The first 5 times or so he just sat in stunned silence. The second 5 times or so he tried to move out of his spot and we’d have to move him back. Now that he’s clear that he is being punished he has started screaming.  Big ole’ fake screams designed to curdle our blood.

I looked at Arch tonight and thought to myself,  wow, only about 15 more years of this.  Shit.

Things about my husband

Sunday, May 11th, 2008

This format is blatently ripped from another blog, but for the life of me, I can’t remember whose – if you know, let ME know and I’ll give credit where credit is due.

Things that drive me absolutley ape-shit bonkers about the father of my child:

1) Dude. The dishwasher is RIGHT there. You know, under the spot where you just merrily placed your dirty dishes. I said UNDER, man UNDER!

2) Shaving residue.  Thank you for shaving. It means a lot to me. But the whiskers in the sink? With mouthwash residue daintly poured over them? I don’t have the words.

3) The regularity. At 10:30 AM, every morning, I can tell you EXACTLY where you will find the father of my child.

Things I like about my husband:

1) That he will always try to make sure I am well fed…just as my blood suger is plummeting he takes a deep breath, remembers not to take it personally, and hands me a cliff bar.

2) That on mother’s days Jack (read: Archie) got me a new bottle of my favorite scent.

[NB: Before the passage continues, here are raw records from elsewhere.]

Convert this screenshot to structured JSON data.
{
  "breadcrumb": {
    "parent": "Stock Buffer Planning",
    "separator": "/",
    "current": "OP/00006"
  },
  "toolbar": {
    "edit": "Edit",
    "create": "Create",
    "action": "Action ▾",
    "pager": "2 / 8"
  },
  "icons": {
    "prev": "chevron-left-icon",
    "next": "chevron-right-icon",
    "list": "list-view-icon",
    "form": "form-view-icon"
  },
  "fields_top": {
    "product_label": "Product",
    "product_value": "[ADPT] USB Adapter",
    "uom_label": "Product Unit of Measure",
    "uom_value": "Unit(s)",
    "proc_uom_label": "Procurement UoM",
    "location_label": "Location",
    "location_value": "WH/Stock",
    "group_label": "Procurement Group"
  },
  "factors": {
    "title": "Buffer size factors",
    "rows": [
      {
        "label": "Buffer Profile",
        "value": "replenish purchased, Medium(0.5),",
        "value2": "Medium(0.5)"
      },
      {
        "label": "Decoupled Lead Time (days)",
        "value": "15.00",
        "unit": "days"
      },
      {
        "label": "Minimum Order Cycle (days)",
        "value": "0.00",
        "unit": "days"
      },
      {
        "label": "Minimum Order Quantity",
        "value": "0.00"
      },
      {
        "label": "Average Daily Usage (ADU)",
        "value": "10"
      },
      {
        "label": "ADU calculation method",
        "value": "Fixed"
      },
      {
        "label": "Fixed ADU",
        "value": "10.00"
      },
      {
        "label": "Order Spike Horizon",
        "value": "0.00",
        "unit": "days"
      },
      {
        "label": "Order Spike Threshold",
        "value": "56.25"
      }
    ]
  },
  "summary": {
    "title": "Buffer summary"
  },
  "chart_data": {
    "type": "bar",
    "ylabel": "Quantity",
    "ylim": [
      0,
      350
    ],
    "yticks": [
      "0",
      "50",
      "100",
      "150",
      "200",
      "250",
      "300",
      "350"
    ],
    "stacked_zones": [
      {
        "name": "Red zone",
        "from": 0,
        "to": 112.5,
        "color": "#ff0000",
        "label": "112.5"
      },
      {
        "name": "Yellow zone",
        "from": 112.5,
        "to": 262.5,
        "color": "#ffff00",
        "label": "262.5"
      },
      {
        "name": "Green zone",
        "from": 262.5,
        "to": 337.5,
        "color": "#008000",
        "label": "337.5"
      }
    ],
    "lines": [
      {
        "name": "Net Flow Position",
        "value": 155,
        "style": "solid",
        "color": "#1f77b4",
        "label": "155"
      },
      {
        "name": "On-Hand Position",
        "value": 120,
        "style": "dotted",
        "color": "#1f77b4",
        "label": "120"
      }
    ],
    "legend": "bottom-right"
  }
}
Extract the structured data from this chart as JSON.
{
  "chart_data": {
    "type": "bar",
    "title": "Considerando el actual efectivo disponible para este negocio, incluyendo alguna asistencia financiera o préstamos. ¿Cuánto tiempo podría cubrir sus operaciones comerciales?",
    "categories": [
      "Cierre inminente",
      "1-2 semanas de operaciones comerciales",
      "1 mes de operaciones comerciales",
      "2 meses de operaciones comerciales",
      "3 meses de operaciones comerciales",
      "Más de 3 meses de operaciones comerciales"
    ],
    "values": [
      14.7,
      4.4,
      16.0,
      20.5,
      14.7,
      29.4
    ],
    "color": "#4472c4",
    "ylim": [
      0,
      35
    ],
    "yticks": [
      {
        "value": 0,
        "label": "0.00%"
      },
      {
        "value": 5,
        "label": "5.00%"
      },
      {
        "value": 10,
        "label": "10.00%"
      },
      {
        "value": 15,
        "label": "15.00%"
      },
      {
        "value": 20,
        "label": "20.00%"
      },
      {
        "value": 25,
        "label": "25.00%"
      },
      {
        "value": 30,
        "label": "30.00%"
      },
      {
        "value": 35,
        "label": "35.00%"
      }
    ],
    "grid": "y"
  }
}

I didn’t even have to tell him I was out, he noticed, and took care of it. So thoughtful, so observant…Wolfie’s just fine dear.

3) That you can already see that Jack wants to be just like him. Jack follows him around with big moon eyes just drinking the man up.  Some little boys play with cars, other’s have tool sets. Not Jack. He has his own laptop and would love nothing better than to sit on Arch’s lap all day long, banging away on the keys and looking up at his dad for approval.

I am a lucky lady with various plumbing issues.

 

 

Marching Babies

Monday, April 28th, 2008

Did you know it was raining on Sunday in NYC? Specifically on 62nd and Columbus where we couldn’t find the stupid registration center, or even Nina’s parents? It was a sad day in volunteer land (damn that rain!) - but a big deal in saving baby land, because, with the help of all you lovely people we raised $1610 for team DandyJack. I think we get a t-shirt, but you? You all get the satisfaction of knowing you’ve helped someone else, and hopefully prevented a baby, or a family from heading down a very scary road.

Jack braved the March for Babies well. He put up with the wet ankles and the mobs of people who didn’t care that we were “pushing a baby here people!” But, he was fussy and oddly warm. By the time we got back home after walking about 3 blocks it became clear that he had contracted some kind of stomach flu. Don’t ask how we know, because Dudes? We just do.  He’s still on pedia-lite as I type. Pedia-lite and graham crackers, the sustenance of kings…

In closing, I would like to apologize to the family that I snorted at and referred to as wimps, for advertising their 4 pound “miracle” on their team t-shirts on Sunday (no, they didn’t hear me).  Just because my miracle was 2 pounds 4 ounces doesn’t mean yours was any less miraculous… so. I am sorry.